Perseverança é uma das qualidades de nossa entrevistada para o sexto Bikodisse. Um dia, ela sonhou ser médica. Após participar de dois projetos da Biko (Pré-vestibular e Oguntec) e cursar sete semestres do curso de pedagogia, foi aprovada para o curso de medicina. Ariana Reis faz parte da família Bikud@. Sua história de vida e luta para concretizar um sonho, faz com que nos orgulhemos muito em dizer: “temos uma médica na família”...
Bikodisse: Como você conheceu o Instituto Steve Biko? Enfrentou alguma (s) dificuldade (s) para cursar o pré-vestibular? Qual (is)?
Ariana Reis: Após concluir o Ensino Médio em 1999 e com pretensão de entrar em um cursinho pré vestibular, um amigo indicou-me o Instituto em 2000. Foi o ano de reviravoltas e mudanças em meus pensamentos. Não tinha noção nenhuma a respeito do que é ser negro, de como podemos ter orgulho de sermos negros. Adquiri uma nova postura política sobre isso nas aulas de CCN e no convívio com professores e colegas que eram como eu. Essa mudança influenciou todos ao meu redor, principalmente minha família. As dificuldades que enfrentei como voltar tarde para casa, ir e voltar andando certos dias, passar o dia inteiro na biblioteca e ir direto para a Biko por não ter dinheiro para um lanche, enfim, essa fase passou, mas permaneceu a garra que nasceu com essas dificuldades.
Bikodisse: Você participou do Oguntec. Que importância teve esse outro projeto da Biko em sua preparação para ingresso na universidade?
Ariana Reis: Tenho um carinho especial por esse Projeto por ter me acolhido num momento muito difícil. Após ter estudado dois anos no pré-vestibular do Instituto e não ter passado no vestibular, o sentimento de incapacidade quase tomou contar de mim. Senti-me só, todos os meus amigos tinham conseguido aprovação no vestibular nesses dois anos e eu nada. Venho de família pobre, e meus pais não podiam custear meus estudos o tempo todo, me sentia na obrigação de dar um retorno a eles. Como não podia pagar um outro cursinho, Lázaro Raimundo, carinhosamente, convidou-me para fazer parte do grupo de alunos desse projeto que era destinado a estudantes do ensino médio e entraria como uma aluna “ouvinte”, para continuar me preparando para o vestibular. Lázaro foi a primeira e por muito tempo a única pessoal que acreditou em meu sonho, e, em uma das muitas conversas que tínhamos durante as aulas no Oguntec, ele me contou a história do bambu, que demorava cerca de cinco anos só para formar a raiz, e após esses cinco anos ele crescia muito porque era uma planta muito forte. Após a historia, ele me disse: “ É isso Ari que você está fazendo, fortalecendo sua base primeiro para depois crescer”. Aprendi muito com ele principalmente a ser persistente. Continuei estudando, porém de uma forma diferente, com animação e bastante relaxada. Neste ano de 2002, consegui passar em Pedagogia na Uneb e após algumas listas, também passei em Engenharia Química na UFBA.

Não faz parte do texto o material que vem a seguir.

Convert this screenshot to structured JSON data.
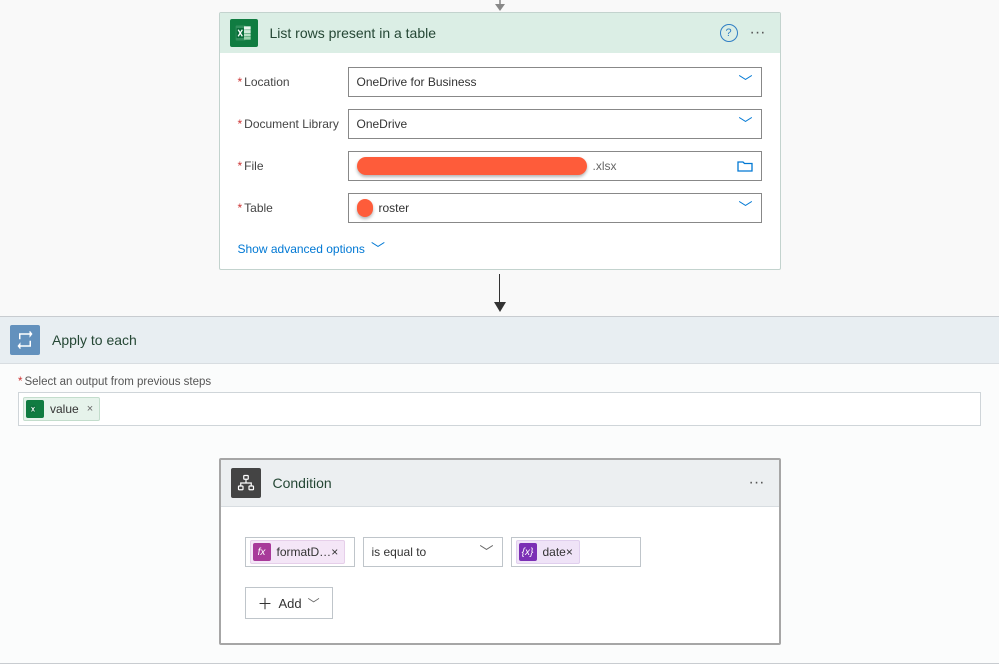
{
  "topArrow": "▽",
  "excelCard": {
    "title": "List rows present in a table",
    "fields": {
      "locationLabel": "Location",
      "locationValue": "OneDrive for Business",
      "docLibLabel": "Document Library",
      "docLibValue": "OneDrive",
      "fileLabel": "File",
      "fileSuffix": ".xlsx",
      "tableLabel": "Table",
      "tableValue": "roster"
    },
    "advanced": "Show advanced options",
    "helpGlyph": "?",
    "moreGlyph": "···"
  },
  "applyEach": {
    "title": "Apply to each",
    "selectLabel": "Select an output from previous steps",
    "token": "value",
    "tokenClose": "×"
  },
  "condition": {
    "title": "Condition",
    "moreGlyph": "···",
    "left": {
      "badge": "fx",
      "label": "formatD…",
      "close": "×"
    },
    "comparator": "is equal to",
    "right": {
      "badge": "{x}",
      "label": "date",
      "close": "×"
    },
    "addLabel": "Add",
    "plus": "＋"
  },
  "glyphs": {
    "chevDown": "﹀"
  }
}
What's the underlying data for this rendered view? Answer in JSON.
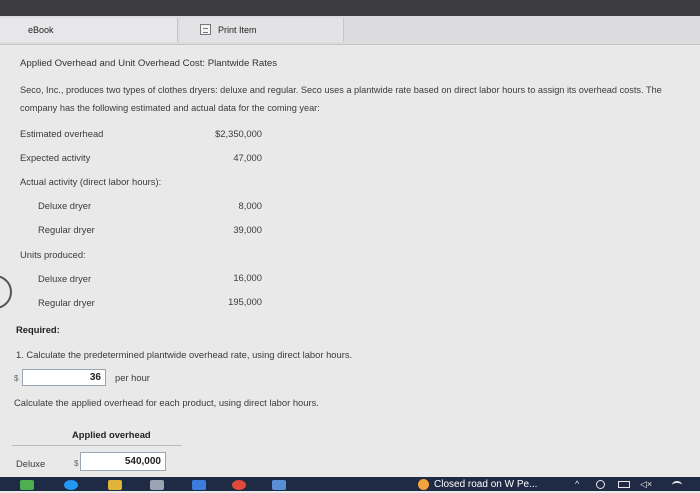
{
  "tabs": {
    "ebook": "eBook",
    "print": "Print Item"
  },
  "problem": {
    "title": "Applied Overhead and Unit Overhead Cost: Plantwide Rates",
    "description": "Seco, Inc., produces two types of clothes dryers: deluxe and regular. Seco uses a plantwide rate based on direct labor hours to assign its overhead costs. The company has the following estimated and actual data for the coming year:",
    "rows": {
      "est_overhead_label": "Estimated overhead",
      "est_overhead_value": "$2,350,000",
      "exp_activity_label": "Expected activity",
      "exp_activity_value": "47,000",
      "actual_activity_label": "Actual activity (direct labor hours):",
      "deluxe_label": "Deluxe dryer",
      "deluxe_hours": "8,000",
      "regular_label": "Regular dryer",
      "regular_hours": "39,000",
      "units_label": "Units produced:",
      "deluxe_units_label": "Deluxe dryer",
      "deluxe_units": "16,000",
      "regular_units_label": "Regular dryer",
      "regular_units": "195,000"
    }
  },
  "required": {
    "heading": "Required:",
    "q1": "1. Calculate the predetermined plantwide overhead rate, using direct labor hours.",
    "q1_currency": "$",
    "q1_answer": "36",
    "q1_unit": "per hour",
    "q2": "Calculate the applied overhead for each product, using direct labor hours.",
    "table_header": "Applied overhead",
    "deluxe_row_label": "Deluxe",
    "deluxe_currency": "$",
    "deluxe_answer": "540,000"
  },
  "taskbar": {
    "news": "Closed road on W Pe...",
    "tray_chevron": "^",
    "tray_volume": "◁×"
  },
  "colors": {
    "taskbar": "#1f2a44",
    "page_bg": "#e9e9ea",
    "news_icon": "#f2a33a"
  }
}
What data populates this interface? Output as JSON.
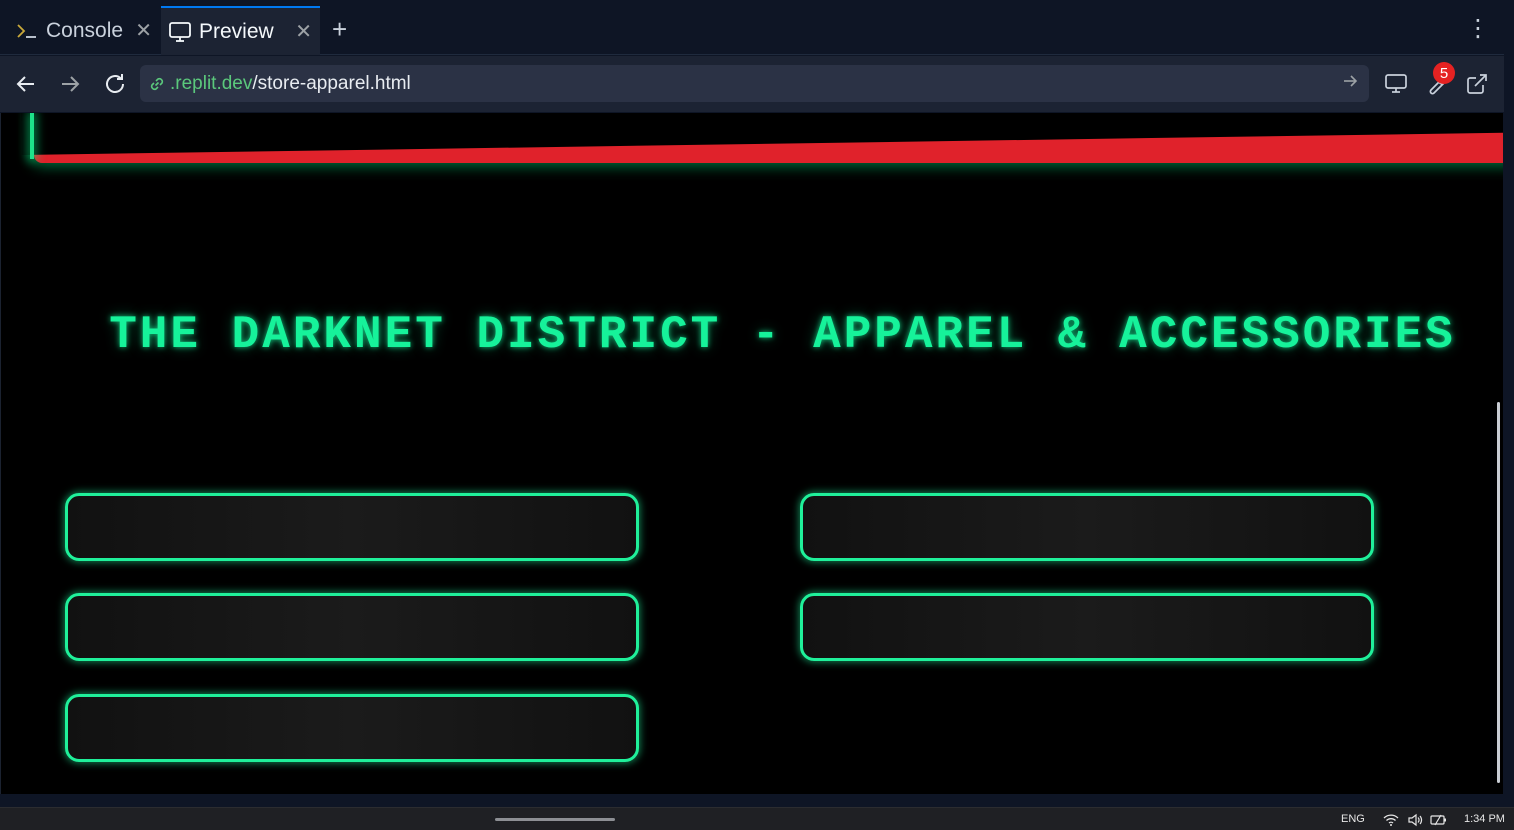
{
  "tabs": [
    {
      "label": "Console",
      "icon": "terminal-prompt-icon",
      "active": false
    },
    {
      "label": "Preview",
      "icon": "monitor-icon",
      "active": true
    }
  ],
  "address_bar": {
    "host": ".replit.dev",
    "path": "/store-apparel.html"
  },
  "devtools_badge": "5",
  "page": {
    "title": "THE DARKNET DISTRICT - APPAREL & ACCESSORIES",
    "product_card_count": 5
  },
  "taskbar": {
    "language": "ENG",
    "time": "1:34 PM"
  },
  "colors": {
    "neon_green": "#16f29a",
    "banner_red": "#e0222b",
    "tab_accent": "#0079f2",
    "host_green": "#5bc87c",
    "badge_red": "#e52222"
  }
}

Bikodisse: Qual importância do CCN (cidadania e Consciencia Negra) na sua formação política?
Ariana Reis: Toda minha forma de pensar hoje é influência do CCN. Inicialmente, resgatei a minha identidade, em seguida, lutei pelo reconhecimento da importância de meu povo em minha família e ao meu redor. E hoje, luto pelos meus direitos independente da minha cor. Tudo isso eu devo ao CCN.
Bikodisse: Medicina sempre foi sua primeira opção de curso? Por que resolveu cursar pedagogia na Uneb? Concluiu o curso?
Ariana Reis: Sempre quis a medicina, mas é difícil conseguir aprovação neste curso. Tentei por três anos passar no vestibular da UFBA, sem sucesso. Existem momentos na vida em que precisamos trilhar por outros caminhos para chegarmos onde queremos. E foi isso que eu fiz. Como na Uneb não tem medicina, resolvi inscrever-me no vestibular para Pedagogia e obtive aprovação em 2003. Cursei Pedagogia e inicialmente sem muitas expectativas. Com o passar do tempo, fui me encantando e quando percebi já tinha cursado o penúltimo semestre. Não conclui o curso, porque fui aprovada em medicina na FTC, pelo PROUNI e não podia ter duas matrículas abertas e, assim, precisei cancelar meu curso de Pedagogia para poder cursar Medicina. Foi uma escolha fácil e ao mesmo tempo difícil para mim. Na Uneb só faltava defender a monografia para concluir o curso e ainda fui aprovada em um concurso para professor na minha área. Precisava desistir de tudo isso. Mas, desistir porque a medicina sempre foi meu maior encanto.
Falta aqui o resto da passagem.